Since the start of military action in North East Syria (NES) on 9 October 2019 14,779 individuals have crossed into the KR-I seeking refuge.
1,565 Syrian refugees have obtained clearance to reunite with family members resident in KR-I
Reflecting the dynamic nature of displacement and based upon protection assessments conducted by, a total of 196 new arrivals have voluntarily returned to Syria.
Recent military operations in North East Syria forced thousands of people to flee their homes and to seek safety across the border in neighbouring Iraq. As of 9 November 2019, some 14,779 Syrian refugees have crossed into the Kurdistan Region of Iraq. Most new arrivals are originally from Ras al Ain and Ain Al Arab, followed by Qamishli and Darbasiyah.
Prior to the influx, there were five informal crossing points through which Syrian refugees entered Iraq, the most used ones being Sehela and Al-Walid. KR-I authorities have confirmed that all five crossing points remain open for families seeking refuge. As of 25 October, however, all individuals entering the KR-I through any of these points are redirected by the KR-I security service, Assayesh, to Sehela transit site where they go through an initial security screening. After this screening, new arrivals are transported to refugee camps based on shelter availability and instructions provided by local authorities.
The number of daily arrivals into the KR-I over the past week has significantly decreased with a new average of around 163 individuals per day. New arrivals are reporting tighter security controls at the border, while others believe that as the situation appears calmer people are cautiously waiting before deciding whether to leave their homes and villages. New arrivals entering the KR-I continue to report paying smugglers around USD 250 USD per person to help them reach the border.
Since the beginning of the emergency, two camps have been designated to host the new arrivals -- Bardarash Refugee Camp, which previously hosted internally displaced Iraqis; and Gawilan Refugee Camp, which already hosts over 7,000 Syrian refugees who fled to Iraq prior to this emergency. As both locations are now reaching full capacity, the authorities in Dohuk Governorate are identifying an additional site to accommodate new arrivals. As of 9 November 2019, out of the total 14,779 Syrian refugees who have entered the KR-I, over 12,000 individuals are hosted in Bardarash Refugee Camp, and over 2,000 new refugees are in Gawilan Refugee Camp.
Reunification of newly arrived refugees with relatives outside these two camps continues. With the support of the Assayesh, 1,565 refugees have so far been cleared to leave the camps to reunite with relatives already residing in the KR-I or to obtain specialized care.

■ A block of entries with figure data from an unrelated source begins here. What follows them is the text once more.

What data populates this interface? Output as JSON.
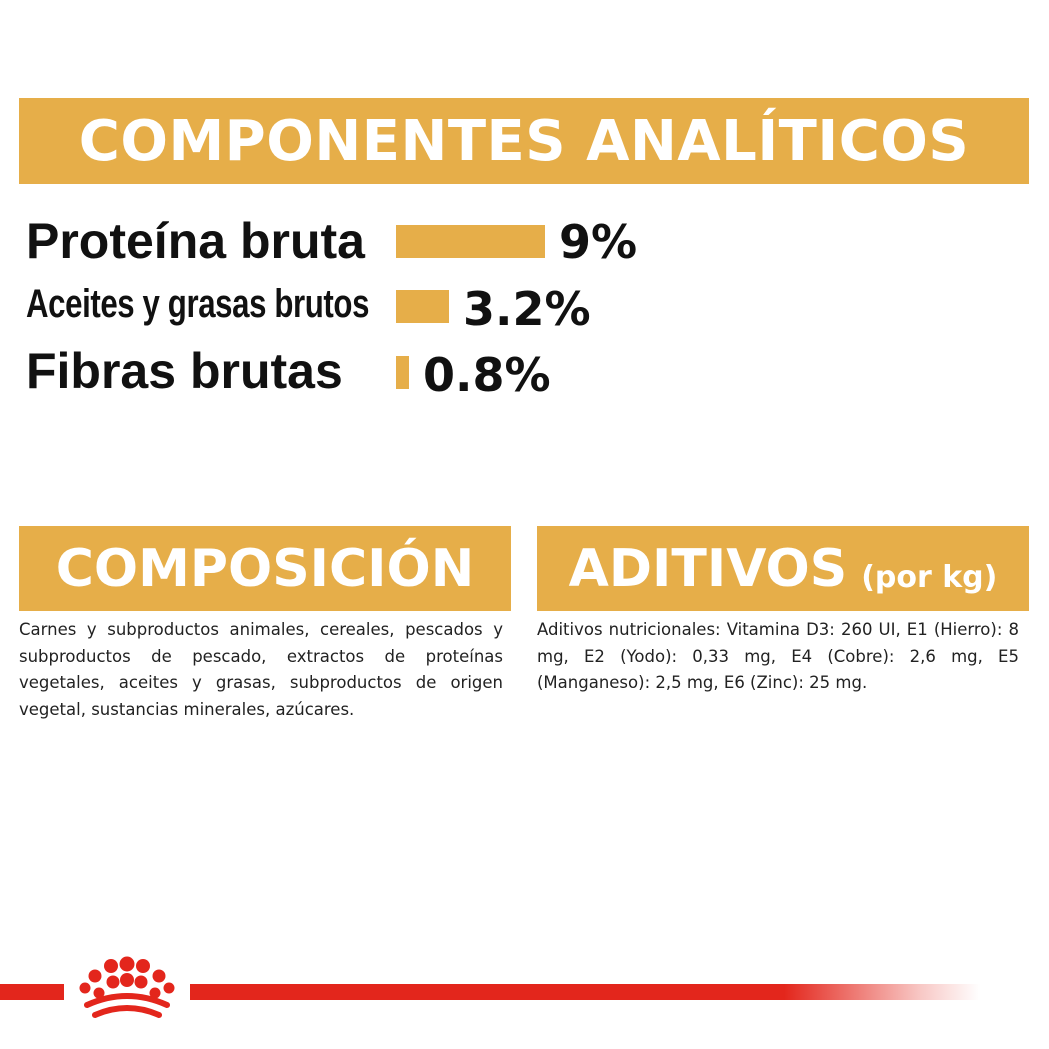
{
  "analytics": {
    "title": "COMPONENTES ANALÍTICOS",
    "rows": [
      {
        "label": "Proteína bruta",
        "value": "9%",
        "level": 9
      },
      {
        "label": "Aceites y grasas brutos",
        "value": "3.2%",
        "level": 3.2
      },
      {
        "label": "Fibras brutas",
        "value": "0.8%",
        "level": 0.8
      }
    ]
  },
  "composition": {
    "title": "COMPOSICIÓN",
    "text": "Carnes y subproductos animales, cereales, pescados y subproductos de pescado, extractos de proteínas vegetales, aceites y grasas, subproductos de origen vegetal, sustancias minerales, azúcares."
  },
  "additives": {
    "title": "ADITIVOS",
    "subtitle": "(por kg)",
    "text": "Aditivos nutricionales: Vitamina D3: 260 UI, E1 (Hierro): 8 mg, E2 (Yodo): 0,33 mg, E4 (Cobre): 2,6 mg, E5 (Manganeso): 2,5 mg, E6 (Zinc): 25 mg."
  },
  "colors": {
    "accent": "#e6ae49",
    "brand_red": "#e3261c"
  },
  "footer": {
    "logo_icon": "royal-canin-crown-icon"
  }
}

At the same time, reflecting the dynamic nature of displacement and following protection assessments conducted by UNHCR, a total of 196 new arrivals have already voluntarily returned to Syria.
Humanitarian actors and local authorities responding to this emergency continue to work closely and collaboratively to meet the needs of the new arrivals. Based upon current assessments of the situation in Syria and the rate of new arrivals, it is possible that the situation may expand beyond the Duhok Governorate. he response and coordination efforts will be integrated under the existing Regional Refugee and Resilience Plan (3RP) framework.